Companion planting is an example of the same principle – nature seems to demonstrate that monocultures are preferred only by pests and modern agriculture. Background reading, observation around your area and some judicious experimentation are the way to find out what goes with what. Intensive vegetable gardens and mature trees do not generally go together so allow for each separately at the planning stage.
This is the Zen dimension, making the best of what is or turning problems into solutions. Very few of us inherit a blank slate with perfect soil, aspect and no problem plants, structures, conditions or neighbours. Rather than change the problem soil, why not find plants or uses suited to it, for example, blueberries in acid soil, ponds in poor drainage areas. Problem trees can be ready-made trellises, or can be brought down gradually through top and root pruning and turned into mulch as you go. Excess wind can be diverted to useful purposes as well as being blocked or impeded. Light or dark colouring, whether of leaves or walls, can reflect or absorb sunlight. As for neighbours, very few can remain hostile in the face of gifts of eggs, fruit or honey; this can be a beginning to co-operative actions on other fronts such as noise, traffic and community facilities.
Sometimes, it is just the mindset that is at fault; a whole destructive industry is based on paranoia about weeds, defined as plants we don’t want. However, weeds can also be thought of as soil protectors, indicators or improvers, many are food (for people, chooks, bees and pest predators) and most make good mulch and compost.

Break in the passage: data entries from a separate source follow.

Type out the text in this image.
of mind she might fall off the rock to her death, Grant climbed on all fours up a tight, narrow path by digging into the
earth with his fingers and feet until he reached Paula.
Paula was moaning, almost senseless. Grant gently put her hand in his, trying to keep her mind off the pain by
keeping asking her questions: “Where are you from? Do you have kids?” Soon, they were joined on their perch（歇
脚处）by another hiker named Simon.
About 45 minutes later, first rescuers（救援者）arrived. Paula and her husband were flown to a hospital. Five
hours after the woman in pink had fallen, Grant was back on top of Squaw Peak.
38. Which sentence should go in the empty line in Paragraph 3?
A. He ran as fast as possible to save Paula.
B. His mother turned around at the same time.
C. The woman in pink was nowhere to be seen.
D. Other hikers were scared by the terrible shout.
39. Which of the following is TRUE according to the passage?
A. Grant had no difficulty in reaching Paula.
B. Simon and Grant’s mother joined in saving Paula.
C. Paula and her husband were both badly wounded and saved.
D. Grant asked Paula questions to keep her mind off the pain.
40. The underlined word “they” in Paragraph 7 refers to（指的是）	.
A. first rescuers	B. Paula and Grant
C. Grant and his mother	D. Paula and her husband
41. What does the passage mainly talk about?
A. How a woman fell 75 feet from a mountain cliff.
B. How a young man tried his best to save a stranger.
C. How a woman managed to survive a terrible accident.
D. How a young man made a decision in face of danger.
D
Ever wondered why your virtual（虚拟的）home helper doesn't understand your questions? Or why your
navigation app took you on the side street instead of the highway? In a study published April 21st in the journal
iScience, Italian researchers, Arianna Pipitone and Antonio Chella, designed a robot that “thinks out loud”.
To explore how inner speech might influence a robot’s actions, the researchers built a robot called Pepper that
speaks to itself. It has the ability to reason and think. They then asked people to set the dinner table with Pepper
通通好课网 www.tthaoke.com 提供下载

An even more destructive industry is devoted to pests, seemingly defined as the entire insect population of the planet. Pests can be redefined as a vital signal of imbalance, as a tolerable nuisance on the way to generating its own solution if left alone, as predator (bird, fish, frog, insect and elsewhere, human) food, or as pollinators, scavengers or self motivated secateurs.
In transforming your backyard you may also like to create a recycling system. This may include recycling grey water, food scraps and/or excess produce. If you have space for small animals and/or poultry you will find that they handle most of the scraps, otherwise all scraps can be put in the compost. Chooks do not eat onions, garlic, citrus skins, tea or coffee. Most plain paper can be used for sheet mulching. Leftover cardboard can be used for pathways and other materials which are slow to break down can be ‘slow composted’ in a banana or paw paw circle.
Continuing to Learn
This has been but a brief flit through backyard possibilities. Remember, a welter of additional information is available through books, courses and from other backyard gardeners. However, your greatest teacher is likely to be your own backyard – if you get down there and interact with all your senses. Much of the most productive time spent in a garden is not that spent digging and working but that spent sitting and contemplating.